Share your dilemmas and get honest opinions from other Mumsnetters.

To ask you all for practical reasons to stay away from MM

141 replies

PleaseHelpM3 · 06/08/2019 17:32

Hello

As the title suggests, I've been a bit. Met someone, he pursed me, very romantic, flirty, sexual. We had sex. He then, while I'm naked him bed, goes off to message his wife. He tells me this only now for the first time, post sex.

To my shame I slept with him once more, but have now ended it. But I'm struggling.

Please can you all tell me practical reasons why I need to stay away. Believe it or not I have actually been ill with guilt regarding his wife. But I worry he is my only chance at happiness.

Morally, I know I need to stay away. But it transpires I'm a bigger arsehole than I ever thought possible so please tell me the practical, self-serving reasons. Like he's a liar and a good one. And about Christmas. And that the background is he found me at a low point and used that to his advantage. Tell me even though I love his smell I can just walk into a shop and buy that smell for myself.

Please convince me the best 4 weeks of my life have actually been the worst.

My sincere apologies to all betrayed wives.

OP posts:
Ginger1982 · 06/08/2019 18:45

Don't listen to @Penelopevain.

He won't leave his wife.
Even if he did, you would always be wondering if he was cheating on you.

sonjadog · 06/08/2019 18:45

How can he be your one chance at happiness? How can he give you happiness at all? Sure at the moment you are in lust with him and you want to be near him, but you will never have his full attention, you will never be "the one" for him. If you get involved with him the first bit may be great, but then in a while you will be desperate for him to call, wondering what he is doing with his wife, fitting your life around when he is available. Doesn't sound much like happiness to me.
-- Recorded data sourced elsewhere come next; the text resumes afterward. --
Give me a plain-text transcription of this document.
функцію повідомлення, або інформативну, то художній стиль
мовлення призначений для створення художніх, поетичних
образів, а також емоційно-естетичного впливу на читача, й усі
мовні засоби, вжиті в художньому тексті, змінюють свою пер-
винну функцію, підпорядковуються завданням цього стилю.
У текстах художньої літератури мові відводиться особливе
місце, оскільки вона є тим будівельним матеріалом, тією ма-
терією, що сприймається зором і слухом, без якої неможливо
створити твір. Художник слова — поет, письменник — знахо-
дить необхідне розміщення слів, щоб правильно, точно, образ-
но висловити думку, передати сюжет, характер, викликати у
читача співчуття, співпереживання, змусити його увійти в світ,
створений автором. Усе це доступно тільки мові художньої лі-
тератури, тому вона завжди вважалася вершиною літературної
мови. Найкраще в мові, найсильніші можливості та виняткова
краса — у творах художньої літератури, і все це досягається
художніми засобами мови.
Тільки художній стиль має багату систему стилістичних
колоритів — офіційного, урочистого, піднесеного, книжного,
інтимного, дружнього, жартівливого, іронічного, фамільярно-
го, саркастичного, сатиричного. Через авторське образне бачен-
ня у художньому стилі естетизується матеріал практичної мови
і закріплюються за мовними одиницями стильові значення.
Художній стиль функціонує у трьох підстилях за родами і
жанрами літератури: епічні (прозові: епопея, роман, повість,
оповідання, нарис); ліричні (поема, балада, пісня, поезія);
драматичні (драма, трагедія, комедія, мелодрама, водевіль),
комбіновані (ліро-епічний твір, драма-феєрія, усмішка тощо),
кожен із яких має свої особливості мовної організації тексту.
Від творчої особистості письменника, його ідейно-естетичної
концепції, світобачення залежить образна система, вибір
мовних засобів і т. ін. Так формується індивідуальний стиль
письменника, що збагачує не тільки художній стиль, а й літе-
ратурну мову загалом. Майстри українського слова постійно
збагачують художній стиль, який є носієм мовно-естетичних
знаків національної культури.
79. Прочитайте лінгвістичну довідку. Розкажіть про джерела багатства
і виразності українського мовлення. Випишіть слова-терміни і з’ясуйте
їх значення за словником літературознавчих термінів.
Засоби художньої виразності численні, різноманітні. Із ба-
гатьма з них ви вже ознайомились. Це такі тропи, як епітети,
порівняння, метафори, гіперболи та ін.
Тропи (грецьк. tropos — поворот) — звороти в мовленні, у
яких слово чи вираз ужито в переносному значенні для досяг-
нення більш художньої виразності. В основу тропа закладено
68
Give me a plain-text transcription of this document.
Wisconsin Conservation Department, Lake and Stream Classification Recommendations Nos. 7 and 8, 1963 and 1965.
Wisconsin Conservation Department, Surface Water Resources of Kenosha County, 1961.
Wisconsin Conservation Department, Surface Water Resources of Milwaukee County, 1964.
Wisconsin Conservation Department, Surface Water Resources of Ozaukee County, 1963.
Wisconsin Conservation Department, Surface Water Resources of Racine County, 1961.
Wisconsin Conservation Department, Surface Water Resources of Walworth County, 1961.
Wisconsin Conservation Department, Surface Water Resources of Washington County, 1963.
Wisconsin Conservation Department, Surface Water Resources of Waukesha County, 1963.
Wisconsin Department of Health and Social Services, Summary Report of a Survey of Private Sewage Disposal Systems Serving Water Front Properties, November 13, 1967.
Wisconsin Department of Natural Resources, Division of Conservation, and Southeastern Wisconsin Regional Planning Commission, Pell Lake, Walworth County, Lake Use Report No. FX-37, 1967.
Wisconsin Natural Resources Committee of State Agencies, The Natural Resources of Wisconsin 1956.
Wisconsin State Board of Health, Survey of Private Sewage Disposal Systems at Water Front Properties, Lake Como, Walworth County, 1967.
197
Happiness is surely being someone who likes you are much as you like them? Who is available to spend time with you? Who you can trust?

QueenoftheBiscuitTin · 06/08/2019 18:47

Sort yourself out and have some self respect. Think of how his poor wife feels and get some morals. He is not what you're looking for and this arrangement will only end in tears.

Littletabbyocelot · 06/08/2019 18:50

I met my dad's mistress when I was about 8 years old. I didn't know it at the time, she was just his pretty young colleague who was wearing her best clothes and had bought all mine and my sisters favourite food. Looking back it was so obvious she thought she was important and was going to be our step mum.

She wasn't the first, she wasn't the last and my dad didn't leave until he was kicked out. My eventual step mums were both women who would never knowingly be involved with a married man.

My dad kept mementos of everyone in his life who was ever important to him. Even his ex in laws. There wasn't a single trace of her in his papers (and he had not sorted them at all). I doubt he remembered her name. She thought he was going to be the love of her life and she meant nothing to him.

Don't be her.

sonjadog · 06/08/2019 18:53

Sometimes I get strong crushes on people and I find it helps to remind myself that this strong feeling isn't love, it´s just a hormonal rush and will pass. Maybe it might help if you keep telling yourself that?

Mummyoflittledragon · 06/08/2019 18:56

You’re a conquest. He conquered you and what did he do? He called his wife in front of you to send the message she’s the only important one in his life. Except she isn’t really important either because if she were you wouldn’t have been in his bed.

Frankly he doesn’t see women as human beings let alone equals. You’re just objects in his life to play with as he pleases. Pawns. His wife is the one at home, the mother of his kids perhaps and you’re the nasty little tart to fuck.

Be very very very glad you aren’t his wife because her position is so much worse. At least you can turn on your heels, nose in the air and never have to set eyes on him again.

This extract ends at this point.